MICROARRAY ANALYSIS TO IDENTIFY DROUGHT RESPONSIVE GENES INVOLVED IN CARBOHYDRATE METABOLISM IN Medicago sativa LEAVES

¹ New Mexico State University, Dept. Agronomy and Horticulture, Las Cruces, NM, 88003, USA

² Samuel Roberts Noble Foundation, Plant Biology Division, Ardmore, OK, 73402 USA

Microarray technology was utilized to study the expression of several genes, that encode for enzymes involved in carbon metabolism, under drought-stress.
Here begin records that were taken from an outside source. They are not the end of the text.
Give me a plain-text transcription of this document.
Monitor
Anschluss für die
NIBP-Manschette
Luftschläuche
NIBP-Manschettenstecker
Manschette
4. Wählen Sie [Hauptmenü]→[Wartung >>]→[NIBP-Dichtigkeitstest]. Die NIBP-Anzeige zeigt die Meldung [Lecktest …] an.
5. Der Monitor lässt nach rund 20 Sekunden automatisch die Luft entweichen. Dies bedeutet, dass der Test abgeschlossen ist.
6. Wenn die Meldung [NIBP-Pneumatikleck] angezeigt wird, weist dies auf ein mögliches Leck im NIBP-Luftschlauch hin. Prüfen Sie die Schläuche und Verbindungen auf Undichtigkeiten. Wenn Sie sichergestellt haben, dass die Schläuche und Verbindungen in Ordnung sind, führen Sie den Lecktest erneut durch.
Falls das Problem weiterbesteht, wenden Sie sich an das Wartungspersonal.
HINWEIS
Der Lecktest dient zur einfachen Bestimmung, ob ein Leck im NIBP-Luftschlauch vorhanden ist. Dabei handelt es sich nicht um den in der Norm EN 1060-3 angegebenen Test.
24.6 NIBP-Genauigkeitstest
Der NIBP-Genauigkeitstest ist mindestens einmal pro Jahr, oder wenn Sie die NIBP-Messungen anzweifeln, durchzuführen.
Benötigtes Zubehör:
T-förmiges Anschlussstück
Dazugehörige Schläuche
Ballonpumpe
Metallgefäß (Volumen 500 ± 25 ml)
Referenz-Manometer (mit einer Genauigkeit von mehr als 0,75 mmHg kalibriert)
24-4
Leaf tissue of a drought tolerant alfalfa genotype was collected for microarray and glycosyl composition analysis when leaf relative water content of the drought-stressed and well-watered (control) treatments reached 0.53 ± 0.04 and 0.95 ± 0.01, respectively. cDNA was prepared from leaf total RNA and hybridized to microarrays derived from Medicago truncatula cDNAs and Arabidopsis thaliana 70-mer oligonucleotides. Statistically significant changes (p equals 0.05) in expression for those genes examined were determined by analysis of variance across replicated biological samples and arrays. Glycosyl composition analysis of the plants under drought treatment showed increased levels of pinitol, mannose and galactose, and a decrease of glucose when compared to the well-watered treatment. Expression of genes involved in the synthesis of pinitol (i.e. myo-inositol-1 phosphate synthase, phospholipase C, phosphatidylinositol-4-phosphate 5-kinase, and myo-inositol monophosphatase), mannose (i.e. xylose isomerase) and sucrose (sucrose synthase) increased almost two-fold in response to drought. Constitutive levels of expression were found for the genes involved in galactose synthesis. These results suggest that observed decreases in glucose content in drought-stressed leaves may reflect conversion of glucose to mannose, sucrose and galactose. Several genes encoding for enzymes involved in Gluconeogenesis (i.e. phosphoglyceromutase, glyceraldhehyde-3 phosphate dehydrogenase and fructose-biphosphate aldolase) were up regulated under drought-stress. Such a response could partially compensate for the loss of glucose to other metabolic pathways. Transcript levels of the genes examined in this study were confirmed by Northern blotting.